Awesome pick up Kevin, very nice indeed. :thumb:


----------



## dav0 (Feb 7, 2011)

Kevin, enjoy your new humi brother, it is VERY nice - but it won't be long before you wish you had kept the desktops too! It is that kind of slope. :mischief:


----------



## Michigan_Moose (Oct 11, 2011)

Very nice


----------



## Eastree (Jan 28, 2012)

I read the title, and thought someone needs to eventually do this:










Congrats on the new cabinet! I hope it keeps your cigars happy for a long, long time!


----------



## SystemError (Apr 9, 2012)

Very nice.


----------



## ryanbish (May 3, 2012)

Very nice man. I have a feeling it won't be too long before I start looking at cabinets as well.


----------



## StogieNinja (Jul 29, 2009)

lol Ernest! 

Very nice looking cabinet, Kevin! How does it seal?


----------



## z0diac (May 18, 2010)

Very nice. I attempted buying a cabinet but it arrived damaged. And upon looking at it, it was clear it was *VERY* cheap build quality. The finish was peeling off, there was a large visible gap in the seal upon closing the door, etc... I shipped it back, got my money back, went down the road and picked up a small wine cooler for like $129.


----------



## smokin3000gt (Apr 25, 2012)

beautiful humi man! congrats


----------



## BaconStrips (Jun 3, 2012)

Aninjaforallseasons said:


> lol Ernest!
> 
> Very nice looking cabinet, Kevin! How does it seal?

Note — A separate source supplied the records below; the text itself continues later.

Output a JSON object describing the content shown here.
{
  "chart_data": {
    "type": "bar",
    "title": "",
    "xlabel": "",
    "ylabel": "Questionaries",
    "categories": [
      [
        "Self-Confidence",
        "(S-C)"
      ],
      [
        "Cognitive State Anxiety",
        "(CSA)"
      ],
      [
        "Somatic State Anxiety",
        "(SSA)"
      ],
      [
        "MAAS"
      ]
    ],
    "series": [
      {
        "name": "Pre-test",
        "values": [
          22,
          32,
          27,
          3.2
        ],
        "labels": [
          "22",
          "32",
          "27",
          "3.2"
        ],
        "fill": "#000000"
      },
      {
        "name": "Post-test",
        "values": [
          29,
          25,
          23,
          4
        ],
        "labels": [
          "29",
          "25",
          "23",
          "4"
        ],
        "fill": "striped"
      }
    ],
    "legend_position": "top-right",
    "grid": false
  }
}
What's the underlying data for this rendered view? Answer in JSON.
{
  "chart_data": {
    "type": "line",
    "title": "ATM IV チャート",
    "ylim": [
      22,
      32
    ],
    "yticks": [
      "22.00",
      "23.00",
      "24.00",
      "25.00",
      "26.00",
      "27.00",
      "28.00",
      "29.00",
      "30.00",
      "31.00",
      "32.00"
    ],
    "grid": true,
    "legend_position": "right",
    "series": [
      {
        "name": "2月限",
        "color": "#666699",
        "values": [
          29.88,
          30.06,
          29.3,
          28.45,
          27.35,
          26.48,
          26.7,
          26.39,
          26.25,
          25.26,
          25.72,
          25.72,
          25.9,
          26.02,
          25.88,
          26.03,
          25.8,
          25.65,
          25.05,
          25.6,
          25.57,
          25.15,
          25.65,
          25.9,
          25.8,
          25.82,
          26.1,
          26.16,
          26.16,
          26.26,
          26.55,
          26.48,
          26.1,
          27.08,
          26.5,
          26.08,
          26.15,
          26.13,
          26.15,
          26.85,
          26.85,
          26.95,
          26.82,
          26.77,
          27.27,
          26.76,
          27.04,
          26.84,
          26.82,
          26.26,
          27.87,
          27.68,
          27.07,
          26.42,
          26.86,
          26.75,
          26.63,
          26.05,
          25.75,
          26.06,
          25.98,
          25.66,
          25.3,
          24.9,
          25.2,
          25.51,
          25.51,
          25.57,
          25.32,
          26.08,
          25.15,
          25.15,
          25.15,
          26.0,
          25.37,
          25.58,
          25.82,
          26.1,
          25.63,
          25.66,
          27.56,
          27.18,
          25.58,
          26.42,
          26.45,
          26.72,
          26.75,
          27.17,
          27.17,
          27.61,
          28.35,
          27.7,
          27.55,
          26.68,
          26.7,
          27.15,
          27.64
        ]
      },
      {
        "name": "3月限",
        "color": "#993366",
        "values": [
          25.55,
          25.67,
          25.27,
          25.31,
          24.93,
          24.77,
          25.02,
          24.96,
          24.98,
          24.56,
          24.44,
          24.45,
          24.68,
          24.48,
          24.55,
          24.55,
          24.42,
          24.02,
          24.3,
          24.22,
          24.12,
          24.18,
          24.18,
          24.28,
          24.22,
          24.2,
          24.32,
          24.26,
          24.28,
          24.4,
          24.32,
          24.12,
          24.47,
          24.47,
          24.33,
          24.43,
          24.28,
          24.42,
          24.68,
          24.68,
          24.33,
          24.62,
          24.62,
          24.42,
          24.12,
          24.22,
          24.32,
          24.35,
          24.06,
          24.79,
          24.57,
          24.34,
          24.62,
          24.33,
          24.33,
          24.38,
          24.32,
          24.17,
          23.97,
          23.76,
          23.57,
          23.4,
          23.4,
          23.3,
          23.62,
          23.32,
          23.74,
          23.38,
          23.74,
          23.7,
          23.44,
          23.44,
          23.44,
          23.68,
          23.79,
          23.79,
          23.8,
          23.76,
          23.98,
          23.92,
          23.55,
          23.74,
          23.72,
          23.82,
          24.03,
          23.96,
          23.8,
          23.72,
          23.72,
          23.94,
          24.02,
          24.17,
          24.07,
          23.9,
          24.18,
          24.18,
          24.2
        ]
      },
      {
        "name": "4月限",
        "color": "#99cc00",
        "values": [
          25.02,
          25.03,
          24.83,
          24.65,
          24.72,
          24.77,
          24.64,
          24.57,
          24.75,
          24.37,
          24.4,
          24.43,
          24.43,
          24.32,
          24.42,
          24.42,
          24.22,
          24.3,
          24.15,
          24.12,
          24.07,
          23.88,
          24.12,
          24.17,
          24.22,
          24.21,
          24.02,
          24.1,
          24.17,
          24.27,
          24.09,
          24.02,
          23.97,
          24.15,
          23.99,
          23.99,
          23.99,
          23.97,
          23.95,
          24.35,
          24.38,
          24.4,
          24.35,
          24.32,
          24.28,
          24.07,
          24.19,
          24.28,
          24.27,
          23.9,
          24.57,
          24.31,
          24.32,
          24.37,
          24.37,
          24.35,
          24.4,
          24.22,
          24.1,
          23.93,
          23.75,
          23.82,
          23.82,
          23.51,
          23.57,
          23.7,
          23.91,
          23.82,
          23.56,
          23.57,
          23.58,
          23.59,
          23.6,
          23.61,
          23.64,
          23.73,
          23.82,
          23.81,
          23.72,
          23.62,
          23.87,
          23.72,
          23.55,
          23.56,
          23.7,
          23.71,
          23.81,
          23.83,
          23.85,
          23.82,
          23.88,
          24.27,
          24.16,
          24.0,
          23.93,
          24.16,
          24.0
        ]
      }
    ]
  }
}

The top seals great, a nice resistance of air when closing it, and it holds great. The front cabinets needed some weatherstripping where the doors meet, but around the edges were sealed great from the factory. Holds perfect now, 1 cigar oasis in the bottom controls the lower half and gel jars in the top (they are separate).

Thanks for all the nice comments guys, maybe now I'll have room to store all these cigars everyone keeps sending me. LOL. I love this website!


----------



## ept000 (Jun 7, 2012)

I really wish I had the space for something that nice. Congrats.


----------



## DarrelMorris (Feb 7, 2012)

That's pretty. You may want to rethink selling the others though. You may need the extra space some day.


----------



## BaconStrips (Jun 3, 2012)

DarrelMorris said:


> That's pretty. You may want to rethink selling the others though. You may need the extra space some day.


I am now, you guys got me second guessing selling the other 2 off. Hahahaha


----------



## Ants (May 30, 2012)

Great looking humidor Kevin!


----------



## NorthernGoose (Mar 13, 2012)

Nice looking humi


----------



## standldc (Nov 16, 2011)

Nice looking humidor!


----------